The formulation of strategy must take into consideration important external parties. For Costco, the competitor and their targeted customers were two constituencies. How was their strategy influenced by these parties? Did their strategy reflect adequate consideration of the needs of these two groups? Costco’s strategy was definitely influenced by its customers and its competitor. From a competitor’s standpoint Costco wanted to a provide services, prices, and products that rivaled its competitor Sam’s Club.
Costco’s combining of high quality and low prices id the driving for behind Costco’s success. It is evident that Sam Walton, with Wal-Mart and Sam’s club played an integral part in the way the Costco has devised its strategy. Costco’s average pay, for example, is $17 an hour and is 42% higher than its fiercest rival Sam’s Club. Costco’s health plan also makes other retailers look Scroogish, Costco’s workers were only paying just 4 percent toward their health costs and raised it to only 8 percent when Sam’s Club and the retail average is at 25 percent (Bowmer, 2007).
Costco isn’t simply looking to be better that the competition they want Costco 4 to be demonstrably better,” said John Matthews, Costco’s senior vice president for human resources (Bowmer, 2007). From the customer’s standpoint Costco looks to keep increasing its consumer base by providing low prices that aren’t coming at the workers’ expense, they believe this is the key to providing a good service and good business as a whole. Costco caters to the customer, by not becoming a casualty in the pricing war among retailers and wholesale club industries alike.
A cardinal rule that has been implemented is that no item can be marked up by more than 14 percent and no private label item by more than 15 percent.
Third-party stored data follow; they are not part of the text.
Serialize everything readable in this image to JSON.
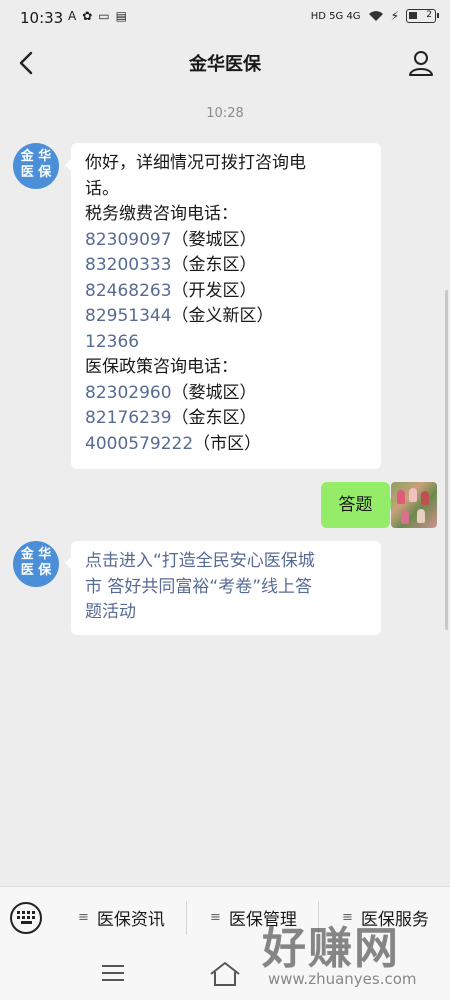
{
  "status_bar": {
    "time": "10:33",
    "left_icons": [
      "A",
      "✿",
      "▭",
      "▤"
    ],
    "network": "HD 5G 4G",
    "battery": "2"
  },
  "header": {
    "title": "金华医保"
  },
  "chat": {
    "timestamp": "10:28",
    "official_avatar": [
      "金 华",
      "医 保"
    ],
    "message1": {
      "intro": [
        "你好，详细情况可拨打咨询电",
        "话。"
      ],
      "tax_heading": "税务缴费咨询电话：",
      "tax_lines": [
        {
          "number": "82309097",
          "area": "（婺城区）"
        },
        {
          "number": "83200333",
          "area": "（金东区）"
        },
        {
          "number": "82468263",
          "area": "（开发区）"
        },
        {
          "number": "82951344",
          "area": "（金义新区）"
        },
        {
          "number": "12366",
          "area": ""
        }
      ],
      "medical_heading": "医保政策咨询电话：",
      "medical_lines": [
        {
          "number": "82302960",
          "area": "（婺城区）"
        },
        {
          "number": "82176239",
          "area": "（金东区）"
        },
        {
          "number": "4000579222",
          "area": "（市区）"
        }
      ]
    },
    "user_message": "答题",
    "message2": [
      "点击进入“打造全民安心医保城",
      "市  答好共同富裕“考卷”线上答",
      "题活动"
    ]
  },
  "bottom_menu": {
    "items": [
      "医保资讯",
      "医保管理",
      "医保服务"
    ]
  },
  "watermark": {
    "text": "好赚网",
    "url": "www.zhuanyes.com"
  },
  "colors": {
    "link": "#576b95",
    "user_bubble": "#95ec69",
    "avatar_blue": "#4a8fd8"
  }
}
In contract supermarkets generally mark up merchandise by 25 percent and department stores by 50 percent (Bowmer, 2007). Costco strives to be good merchants and offer the greatest value to the customer, Costco constantly strives to figure out how they are going lower their prices while their competition looks for ways to get to get more money for their items.
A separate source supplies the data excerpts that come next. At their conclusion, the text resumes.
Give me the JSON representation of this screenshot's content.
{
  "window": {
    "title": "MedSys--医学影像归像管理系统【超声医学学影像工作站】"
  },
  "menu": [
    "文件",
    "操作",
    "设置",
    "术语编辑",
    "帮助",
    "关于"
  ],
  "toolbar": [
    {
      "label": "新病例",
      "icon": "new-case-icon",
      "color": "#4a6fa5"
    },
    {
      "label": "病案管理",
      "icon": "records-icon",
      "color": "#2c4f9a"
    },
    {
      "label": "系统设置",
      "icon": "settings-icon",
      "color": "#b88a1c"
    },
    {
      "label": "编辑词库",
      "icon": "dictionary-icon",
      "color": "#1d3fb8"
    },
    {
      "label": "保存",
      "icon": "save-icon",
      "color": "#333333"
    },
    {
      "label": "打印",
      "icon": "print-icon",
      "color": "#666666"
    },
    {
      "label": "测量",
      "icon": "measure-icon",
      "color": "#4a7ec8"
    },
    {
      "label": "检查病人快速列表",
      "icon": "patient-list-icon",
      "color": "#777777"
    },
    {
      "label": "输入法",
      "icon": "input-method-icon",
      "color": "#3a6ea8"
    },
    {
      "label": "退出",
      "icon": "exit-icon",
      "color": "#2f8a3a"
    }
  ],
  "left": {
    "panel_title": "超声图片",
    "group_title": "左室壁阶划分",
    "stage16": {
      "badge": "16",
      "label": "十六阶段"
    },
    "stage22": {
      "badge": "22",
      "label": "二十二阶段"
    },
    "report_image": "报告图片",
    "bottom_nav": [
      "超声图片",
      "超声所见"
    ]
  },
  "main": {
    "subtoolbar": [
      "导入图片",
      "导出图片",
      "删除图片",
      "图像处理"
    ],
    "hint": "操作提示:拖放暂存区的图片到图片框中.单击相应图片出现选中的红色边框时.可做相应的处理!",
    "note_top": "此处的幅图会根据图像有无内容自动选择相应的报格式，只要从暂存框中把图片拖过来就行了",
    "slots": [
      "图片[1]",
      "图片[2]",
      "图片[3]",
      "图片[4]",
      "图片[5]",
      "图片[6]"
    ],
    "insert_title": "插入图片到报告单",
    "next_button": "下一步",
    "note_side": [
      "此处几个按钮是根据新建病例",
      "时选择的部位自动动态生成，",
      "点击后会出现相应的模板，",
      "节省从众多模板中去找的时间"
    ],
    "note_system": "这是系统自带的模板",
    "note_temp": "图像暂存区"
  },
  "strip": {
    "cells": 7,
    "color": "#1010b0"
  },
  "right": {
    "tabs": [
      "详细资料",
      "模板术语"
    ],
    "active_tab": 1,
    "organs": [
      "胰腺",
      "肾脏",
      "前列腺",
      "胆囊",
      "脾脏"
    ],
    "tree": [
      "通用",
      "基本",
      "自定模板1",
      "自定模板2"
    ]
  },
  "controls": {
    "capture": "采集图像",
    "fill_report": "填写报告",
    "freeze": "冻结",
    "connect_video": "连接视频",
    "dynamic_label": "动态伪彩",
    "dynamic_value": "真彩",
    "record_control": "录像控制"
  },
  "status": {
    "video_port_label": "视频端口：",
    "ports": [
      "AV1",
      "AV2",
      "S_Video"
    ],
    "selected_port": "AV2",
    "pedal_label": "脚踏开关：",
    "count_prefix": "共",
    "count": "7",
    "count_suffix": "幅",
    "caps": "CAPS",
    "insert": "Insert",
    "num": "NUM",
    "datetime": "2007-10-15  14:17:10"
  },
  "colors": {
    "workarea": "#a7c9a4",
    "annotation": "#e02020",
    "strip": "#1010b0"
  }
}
Costco has a good understanding of its customers and knows that they don’t gain clientele by having fancy displays and mascots etc… they know that the values they have attract and keep customers coming back, as well as attract new prospects. The company’s knack for adjusting and seeing things in a new way explains how Costco’s customers influence on the decisions and strategies set forth by the company. Costco’s strategy reflects adequate consideration of its customers and capitalizes on the needs that its competitors have.
One can draw this conclusion because Costco has diagnosed what the customer needs, values and wants from a proprietor, and also have evaluated what the competition is lacking and perfected their mantra of providing low prices and quality products and services. They have formulated strong objectives that benefit their workers, customers and shareholders, and strategized a plan to be more successful than the competitor with a business model than can be considered overly generous in regards to its customers and workers in comparison to the competition.